The town hall of Paris undertakes not to cut down any tree at the foot of the Eiffel Tower, in the face of the controversy aroused by a project to reorganize the district which threatened around twenty trees, some of them centuries old.
"There will be no tree felling, the commitment is made by Anne Hidalgo", assured on Twitter Christophe Najdovski, the assistant for green spaces and biodiversity.
Dear @hugoclement There will be no tree felling the commitment is made by @Anne_Hidalgo
The project will be reviewed so that each tree is preserved.
This project is also 1.7 hectares of cleared and vegetated spaces and the planting of more than 200 trees in addition to the existing ones.
https://t.co/EY2FrlVq1v
— Christophe Najdovski 🇺🇦 (@C_Najdovski) May 2, 2022
"The project will be reviewed so that each tree is preserved," he said, trying to extinguish the controversy born in recent days because of the "OnE" project.
He planned to revegetate and "pedestrianize" the surroundings of the Trocadéro and the Eiffel Tower, while removing certain trees to build, in particular, luggage storage for visitors and premises for employees.
Read alsoEiffel Tower site renovation project: 5 points to review
More than 96,000 signatures
These future developments have aroused the opposition of several associations and personalities.
A petition launched on the change.org site, and relayed by the radio and television host Nagui, the journalist Hugo Clément or the ex-boss of Medef
(the employers' union)
Laurence Parisot, brought together more than 96,000 signatures since Saturday.
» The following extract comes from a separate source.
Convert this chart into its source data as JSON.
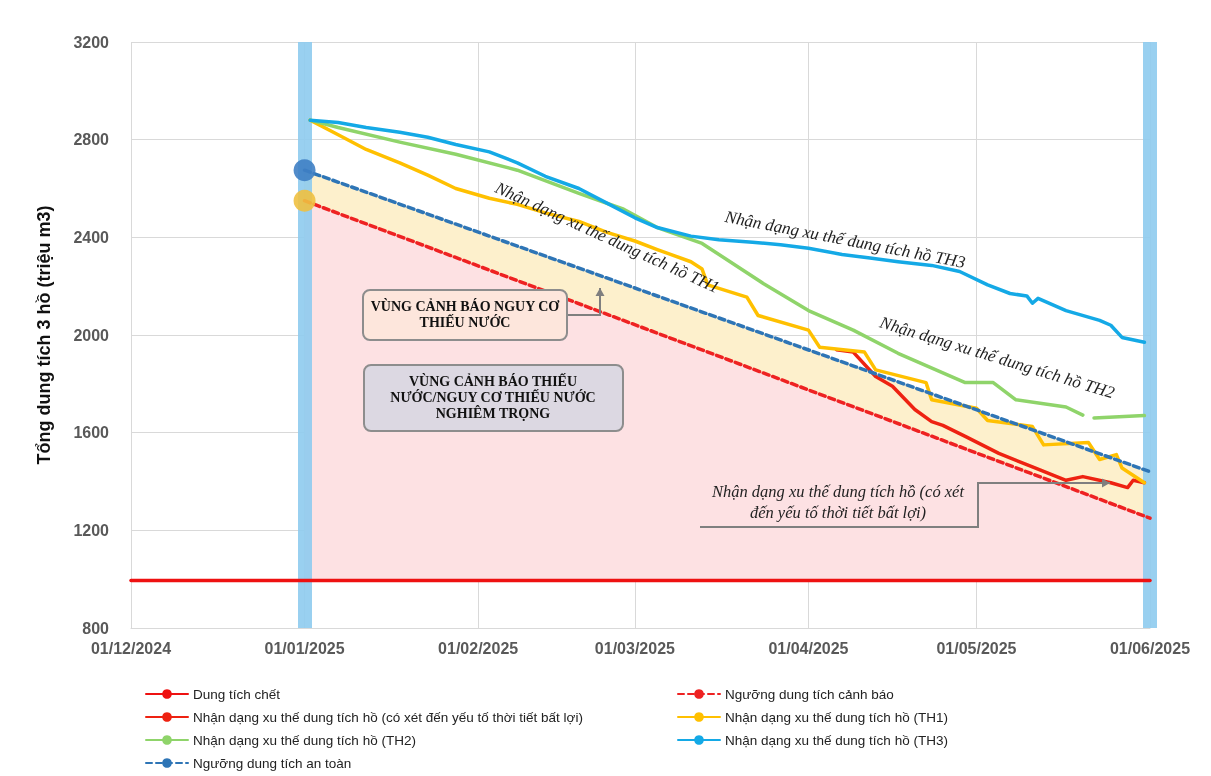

Faced with this start of the fire, the town hall had already tried to calm things down through the voice of the first deputy Emmanuel Grégoire, who assured on Saturday that "no century-old tree will be cut down".
No trees will be felled.
With @Anne_Hidalgo, we are reorienting the project in this direction.
This is the philosophy that we carry: adapting town planning to the existing plant heritage.
https://t.co/kV50lG2J2K
— Emmanuel Grégoire (@egregoire) May 2, 2022
On Monday evening on Twitter, socialist mayor Anne Hidalgo shared Christophe Najdovski's message, promising to abandon any plan to fell trees, without distinguishing between century-old trees and others.
The elected ecologists of Paris demand "that the location of the luggage storage and the premises be re-examined" for the employees, so that they do not "require the felling of trees", they write in a press release.
According to the town hall, the redevelopment of the Eiffel Tower district should make it possible to plant more than 200 new trees and create 1.6 ha of green space.
Anne Hidalgo has made the greening of the capital a major objective of her second term, with promises to plant 170,000 additional trees or create five "urban forests" and four new parks.